Species-specific genomic summaries are presented in Supplementary Table S3. The mean genome sizes of E. faecium and E. faecalis were 2.95 ± 0.12 Mb and 3.00 ± 0.12 Mb, respectively, with GC contents of 37.70 ± 0.19% and 37.27 ± 0.18%. E. avium exhibited a larger average genome size (4.45 ± 0.10 Mb), whereas E. casseliflavus and E. gallinarum displayed higher GC contents (>40%). The single E. cecorum genome measured 2.43 Mb with a GC content of 36.58%. The numbers of predicted genes, rRNA operons, and tRNAs varied among species.
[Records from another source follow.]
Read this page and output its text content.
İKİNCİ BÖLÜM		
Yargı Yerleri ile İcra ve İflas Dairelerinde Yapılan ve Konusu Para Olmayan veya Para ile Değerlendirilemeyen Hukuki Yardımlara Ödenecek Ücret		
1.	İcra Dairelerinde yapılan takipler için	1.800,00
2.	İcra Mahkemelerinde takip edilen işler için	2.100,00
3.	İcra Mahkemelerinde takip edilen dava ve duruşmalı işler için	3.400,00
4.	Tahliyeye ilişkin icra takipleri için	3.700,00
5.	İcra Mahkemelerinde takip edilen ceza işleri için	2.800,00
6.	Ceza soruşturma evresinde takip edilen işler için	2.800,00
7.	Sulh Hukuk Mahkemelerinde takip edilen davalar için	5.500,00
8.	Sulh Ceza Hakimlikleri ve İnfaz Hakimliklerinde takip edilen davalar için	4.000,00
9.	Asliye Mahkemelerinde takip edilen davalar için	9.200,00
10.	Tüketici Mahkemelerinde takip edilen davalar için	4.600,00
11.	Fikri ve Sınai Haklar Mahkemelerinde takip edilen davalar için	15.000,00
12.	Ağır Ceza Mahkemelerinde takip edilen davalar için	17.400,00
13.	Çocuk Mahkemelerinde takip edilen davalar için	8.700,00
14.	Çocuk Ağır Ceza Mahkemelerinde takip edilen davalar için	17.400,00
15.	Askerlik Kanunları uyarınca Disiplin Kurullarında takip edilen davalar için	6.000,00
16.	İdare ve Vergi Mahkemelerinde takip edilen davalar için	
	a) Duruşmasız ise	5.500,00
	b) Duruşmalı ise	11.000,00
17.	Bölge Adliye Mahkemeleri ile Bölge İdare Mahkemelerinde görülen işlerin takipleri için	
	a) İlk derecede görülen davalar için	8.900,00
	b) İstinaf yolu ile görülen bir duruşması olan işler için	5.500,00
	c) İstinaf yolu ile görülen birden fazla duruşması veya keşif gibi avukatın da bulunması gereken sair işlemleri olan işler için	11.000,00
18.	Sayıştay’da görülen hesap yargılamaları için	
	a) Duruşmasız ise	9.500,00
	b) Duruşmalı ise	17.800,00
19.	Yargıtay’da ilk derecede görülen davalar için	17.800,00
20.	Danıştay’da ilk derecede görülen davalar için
MLST Typing Characteristics

Based on the 59 clinical Enterococcus genomes sequenced in this study and two complete reference genomes per species for E. faecium, E. faecalis, E. avium, E. casseliflavus, E. cecorum, and E. gallinarum retrieved from NCBI (12 references in total), together with Lactobacillus casei as an outgroup, we identified 509 452 SNPs across 679 single-copy core genes and constructed a maximum-likelihood phylogenetic tree. STs for E. faecium and E. faecalis were assigned via the PubMLST scheme, and the resulting ST information was merged with epidemiological metadata to generate a transmission network. In Figure 2A, isolates sharing the same ST cluster tightly within the same phylogenetic branch, confirming their close genetic relatedness. Several regional patterns emerge. E. faecium exhibited a distinct epidemiological imprint, with most isolates derived from urine, and ST78 predominates (16/28, 57.1%). In contrast, E. faecalis was more genetically heterogeneous, displaying wider ward and specimen distributions and a dispersed ST profile, although ST16 remains the leading type (10/22, 45.5%). Notably, isolates within the same phylogenetic branch did not consistently originate from the same department or specimen category, implying multiple independent transmission routes within the study hospitals. The dominance of ST78 in E. faecium and the expanding assortment of E. faecalis lineages—particularly the ascendant ST16—highlight the dynamic population structure of Enterococcus in this region.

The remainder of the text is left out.